Time on Study. The strongest predictors for time on study include HGB, WBC, lymphocyte count, LDH, albumin level, ECOG2 assessment and Breast cancer (Left panels of Table 2a). WBC, LDH, and ECOG2 assessment, exhibited negative relationships and the others had positive relationships. All but hemoglobin exhibited significant random intercept effects (Table 3, first panel).
Time on Therapy Ratio. DOPT, WBC, albumin, and uric acid, were associated with Time on therapy ratio (Right panel of Table 2a). Only albumin and whether the therapy was targeted had negative effects and only albumin and WBC exhibited random effects (Table 3, 2nd panel).
90-Day Mortality. WBC, albumin, LDH, hemoglobin, BMI, DOPT and lymphocyte count were associated with 90-day mortality (left columns of Table 2b). Albumin, hemoglobin, BMI, DOPT, and lymphocyte count all had negative associations. BMI and DOPT did not exhibit random effects, but all the other predictor variables did (3rd column of Table 3).

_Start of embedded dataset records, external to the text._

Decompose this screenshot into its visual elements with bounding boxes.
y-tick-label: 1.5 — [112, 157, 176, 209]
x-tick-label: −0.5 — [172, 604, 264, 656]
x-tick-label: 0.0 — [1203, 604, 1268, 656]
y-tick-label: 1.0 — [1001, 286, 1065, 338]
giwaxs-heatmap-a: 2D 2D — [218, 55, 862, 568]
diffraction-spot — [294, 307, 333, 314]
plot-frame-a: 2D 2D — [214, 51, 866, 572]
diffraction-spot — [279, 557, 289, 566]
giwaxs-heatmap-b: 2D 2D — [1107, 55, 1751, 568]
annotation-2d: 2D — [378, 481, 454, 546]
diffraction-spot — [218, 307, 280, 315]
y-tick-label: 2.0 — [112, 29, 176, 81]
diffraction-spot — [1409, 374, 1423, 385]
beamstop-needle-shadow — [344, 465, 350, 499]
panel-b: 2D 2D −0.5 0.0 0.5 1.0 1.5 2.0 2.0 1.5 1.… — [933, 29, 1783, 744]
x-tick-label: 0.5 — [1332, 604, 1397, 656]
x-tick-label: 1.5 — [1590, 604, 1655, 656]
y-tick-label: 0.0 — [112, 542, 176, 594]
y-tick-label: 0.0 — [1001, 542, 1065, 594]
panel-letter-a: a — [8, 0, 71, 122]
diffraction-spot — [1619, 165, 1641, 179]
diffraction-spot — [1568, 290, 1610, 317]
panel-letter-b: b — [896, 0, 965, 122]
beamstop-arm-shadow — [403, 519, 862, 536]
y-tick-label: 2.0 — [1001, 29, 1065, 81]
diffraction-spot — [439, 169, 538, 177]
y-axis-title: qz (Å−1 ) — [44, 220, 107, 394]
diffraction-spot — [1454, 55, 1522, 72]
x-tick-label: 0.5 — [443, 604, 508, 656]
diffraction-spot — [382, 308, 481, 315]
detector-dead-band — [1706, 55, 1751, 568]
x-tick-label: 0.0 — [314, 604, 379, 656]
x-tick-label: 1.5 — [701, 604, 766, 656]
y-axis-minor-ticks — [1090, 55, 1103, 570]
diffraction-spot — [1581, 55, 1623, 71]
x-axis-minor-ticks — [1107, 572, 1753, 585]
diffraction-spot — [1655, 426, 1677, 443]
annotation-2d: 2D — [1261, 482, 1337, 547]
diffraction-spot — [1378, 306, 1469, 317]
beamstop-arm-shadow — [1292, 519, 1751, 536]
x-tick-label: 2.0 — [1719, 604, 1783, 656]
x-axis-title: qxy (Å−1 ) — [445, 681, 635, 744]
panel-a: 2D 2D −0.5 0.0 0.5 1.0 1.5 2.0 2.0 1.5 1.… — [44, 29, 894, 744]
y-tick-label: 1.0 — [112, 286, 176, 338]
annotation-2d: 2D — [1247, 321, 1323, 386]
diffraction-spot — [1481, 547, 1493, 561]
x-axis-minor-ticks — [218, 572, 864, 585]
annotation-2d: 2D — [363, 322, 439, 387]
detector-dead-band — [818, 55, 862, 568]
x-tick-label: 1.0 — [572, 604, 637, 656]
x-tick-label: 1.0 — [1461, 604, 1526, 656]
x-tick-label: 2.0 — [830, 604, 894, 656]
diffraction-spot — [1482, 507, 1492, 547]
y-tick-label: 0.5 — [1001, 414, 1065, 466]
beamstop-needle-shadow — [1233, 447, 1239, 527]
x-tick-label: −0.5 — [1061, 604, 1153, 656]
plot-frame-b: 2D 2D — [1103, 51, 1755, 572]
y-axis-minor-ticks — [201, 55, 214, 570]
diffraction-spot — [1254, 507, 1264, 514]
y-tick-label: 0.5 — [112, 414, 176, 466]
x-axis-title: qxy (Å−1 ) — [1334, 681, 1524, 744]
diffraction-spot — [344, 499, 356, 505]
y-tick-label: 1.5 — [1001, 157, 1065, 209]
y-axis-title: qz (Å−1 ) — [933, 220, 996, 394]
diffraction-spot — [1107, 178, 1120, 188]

Grade 5 Toxicity. Albumin, WBC, hemoglobin, and ECOG2 assessment were associated with grade 5 toxicity with albumin and hemoglobin exhibiting negative associations (right panel of Table 2b). Albumin, WBC and hemoglobin also exhibited random effects (last column of Table 3).
Sensitivity Analysis
We considered the potential influence of the use of imputed data on our results [33]. Supplementary Fig. 2 provides the results and suggests there was no overt difference as a comparison of models using participants with and without imputed values did not reveal any notable and consistent differences based on the various metrics for accuracy. Supplementary Table 10 has the results for the 90-day mortality analyses. Results for the other outcomes are not shown but are available upon request.
Example Predictions
We pursued example predictions based on the fixed effects from the final random effects models (Tables 2a and 2b; see Methods). Supplementary Table 11 provides the values used for the predictions as well as the coefficients used in the linear and logistic regression models. The code to produce the predictions is available from the authors but the use of the coefficients provided in Table 10 should be straightforward.